Choline is a nitrogen-containing compound that can be synthesized by the body from the amino acid, methionine, with help from folic acid and niacin. Although your body can make its own supply, it appears that you need to eat healthy foods that contain this nutrient in order to get enough for good health.
|What it does||Required for making acetylcholine—a neurotransmitter (messenger); Forms part of lecithin—a phospholipid which helps emulsify fats; Helps prevent build-up of the harmful compound, homocysteine, in blood|
| Daily needs |
|[Infants: 125-150 mg] [†Children: 200-400 mg] [Men: 550 mg] [Women: 425mg] [Pregnant: 450 mg] [Lactating: 550 mg]|
|Not enough||Liver problems; Heart disease; Chronic inflammation|
|Too Much||Sweating; Unusual body odor; Failure to grow; Liver damage; Low blood pressure|
|Foods||Egg yolks, Milk, Liver, Peanuts, Foods containing Lecithin, Soybeans, Flaxseed, Lentils, Sesame Seeds|
† Smaller amount for younger children, with increasing amount as children age.
# Adequate Intake (AI) is the average amount a healthy person consumes; no RDA established.
Important for fetal development
Getting enough of this vitamin is important for pregnant moms, because during a baby’s development, it is necessary for the proper development of the nervous system.

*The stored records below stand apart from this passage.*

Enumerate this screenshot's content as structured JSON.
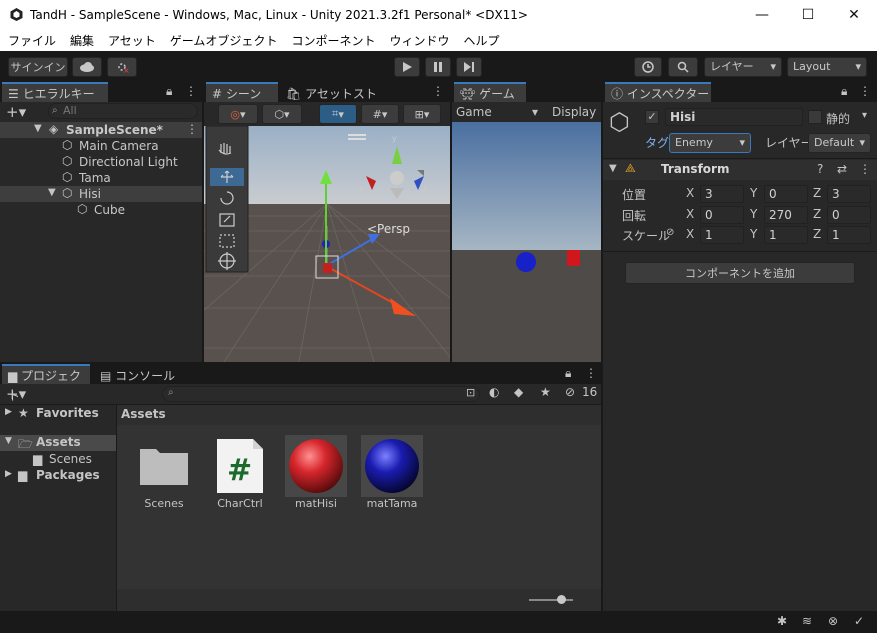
{
  "window": {
    "title": "TandH - SampleScene - Windows, Mac, Linux - Unity 2021.3.2f1 Personal* <DX11>",
    "minimize": "—",
    "maximize": "☐",
    "close": "✕"
  },
  "menu": [
    "ファイル",
    "編集",
    "アセット",
    "ゲームオブジェクト",
    "コンポーネント",
    "ウィンドウ",
    "ヘルプ"
  ],
  "toolbar": {
    "signin": "サインイン",
    "layers": "レイヤー",
    "layout": "Layout"
  },
  "hierarchy": {
    "tab": "ヒエラルキー",
    "search_placeholder": "All",
    "scene": "SampleScene*",
    "items": [
      {
        "label": "Main Camera"
      },
      {
        "label": "Directional Light"
      },
      {
        "label": "Tama"
      },
      {
        "label": "Hisi"
      },
      {
        "label": "Cube"
      }
    ]
  },
  "scene": {
    "tab": "シーン",
    "tab2": "アセットストア",
    "persp": "<Persp",
    "gizmo": {
      "y": "y",
      "x": "x",
      "z": "z"
    }
  },
  "game": {
    "tab": "ゲーム",
    "mode": "Game",
    "display": "Display"
  },
  "inspector": {
    "tab": "インスペクター",
    "name": "Hisi",
    "static": "静的",
    "tag_label": "タグ",
    "tag": "Enemy",
    "layer_label": "レイヤー",
    "layer": "Default",
    "transform": "Transform",
    "position": {
      "label": "位置",
      "x": "3",
      "y": "0",
      "z": "3"
    },
    "rotation": {
      "label": "回転",
      "x": "0",
      "y": "270",
      "z": "0"
    },
    "scale": {
      "label": "スケール",
      "x": "1",
      "y": "1",
      "z": "1"
    },
    "add_component": "コンポーネントを追加",
    "ax": "X",
    "ay": "Y",
    "az": "Z"
  },
  "project": {
    "tab": "プロジェクト",
    "tab2": "コンソール",
    "hidden_count": "16",
    "favorites": "Favorites",
    "assets": "Assets",
    "scenes": "Scenes",
    "packages": "Packages",
    "breadcrumb": "Assets",
    "assets_items": [
      {
        "label": "Scenes"
      },
      {
        "label": "CharCtrl"
      },
      {
        "label": "matHisi"
      },
      {
        "label": "matTama"
      }
    ]
  },
  "colors": {
    "accent": "#3a79bb",
    "selection": "#2c5d87",
    "red_mat": "#d6262c",
    "blue_mat": "#1a1cb0"
  }
}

There is some very good research that suggests that adequate levels of choline in your diet will lessen your chances of suffering from chronic inflammation. This is significant because we are finding that most diseases, including heart disease, Diabetes, and Alzheimer’s disease are correlated with high levels of inflammation in the body.
The Upper Level for this nutrient has been established at 3500 mg/day.